Doc Bordie smiled his thin spider smile. “I told you they were healthy young animals. There’s not a one of them that’s twenty-one years old yet, remember. And those injections are effective, we know that.”
Tino Sandoval threw up his hands. “I was wrong. Okay. What do we do now? We can’t seed again with them there; it’s against regulations. We can’t just leave them. And, dammit, they’re not quite blanks anymore. Can we adapt a lifeway design to what they already have, build on it? That’s never been done before. That’s why we use blanks.”
“We can do it,” Art Embree said. “They haven’t got much. We could catch them easily enough, recondition them. That isn’t the question. Should we tamper with them now? That’s the question.”
“I’m with you.” Paul Edmondson fired up his pipe. “Look at what they’ve done in three years. Kitemu used the right word: incredible. Do we just step in and take it all away from them? Do we just muscle in with some prefabricated culture that we happen to like? I don’t think so.”
“Take what away from them?” Kitemu asked, shuffling through the data sheets. “They have no language. They have no fire. They have no real shelters—just piles of thorny brush with nests hidden in them. They have no effective weapons. They can’t even hunt. They’re just—scavengers.”

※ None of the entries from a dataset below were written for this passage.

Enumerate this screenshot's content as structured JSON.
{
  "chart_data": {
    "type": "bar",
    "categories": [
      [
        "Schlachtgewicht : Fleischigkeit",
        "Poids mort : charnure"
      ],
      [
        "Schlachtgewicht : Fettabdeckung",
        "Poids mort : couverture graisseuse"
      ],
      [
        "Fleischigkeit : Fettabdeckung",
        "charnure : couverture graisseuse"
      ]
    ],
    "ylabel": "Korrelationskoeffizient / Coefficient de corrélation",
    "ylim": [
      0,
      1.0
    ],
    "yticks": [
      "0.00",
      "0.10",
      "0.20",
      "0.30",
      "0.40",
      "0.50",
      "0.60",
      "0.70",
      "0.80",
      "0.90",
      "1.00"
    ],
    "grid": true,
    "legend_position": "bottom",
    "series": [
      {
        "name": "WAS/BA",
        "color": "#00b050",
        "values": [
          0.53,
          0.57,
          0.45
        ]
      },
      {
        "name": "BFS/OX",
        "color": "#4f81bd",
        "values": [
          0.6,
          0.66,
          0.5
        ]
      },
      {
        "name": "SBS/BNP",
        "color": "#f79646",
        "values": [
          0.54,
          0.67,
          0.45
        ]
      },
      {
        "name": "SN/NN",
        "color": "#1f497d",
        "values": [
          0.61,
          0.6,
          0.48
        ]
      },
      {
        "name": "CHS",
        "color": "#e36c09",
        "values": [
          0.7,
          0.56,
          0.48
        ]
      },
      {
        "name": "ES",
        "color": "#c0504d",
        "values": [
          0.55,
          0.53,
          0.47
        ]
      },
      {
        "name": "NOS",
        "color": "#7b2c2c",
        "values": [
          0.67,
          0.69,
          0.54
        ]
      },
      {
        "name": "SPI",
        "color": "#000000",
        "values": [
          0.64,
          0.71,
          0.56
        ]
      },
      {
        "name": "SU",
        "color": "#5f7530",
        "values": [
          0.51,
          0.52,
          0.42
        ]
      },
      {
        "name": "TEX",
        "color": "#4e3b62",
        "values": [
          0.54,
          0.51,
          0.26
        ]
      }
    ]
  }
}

“They have survived,” Art Embree said quietly. “They have reproduced. They have cared for their young. They have worked out the rudiments of a social order. Who are we to sit in judgment? Are our own lifeways all that great?”
Paul Edmondson stood up, nervously. He paced the floor. “Look,” he said. “The whole purpose of the seed program is to create new ideas, new directions. This is a real opportunity. If we dream something up, we use the old ideas, no matter how we modify them. Our thinking flows through familiar channels; it has to. If we let them alone, anything can happen. Cultural evolution does not have to repeat itself; there’s nothing foreordained about it. These people may come up with something we’ve never dreamed of.”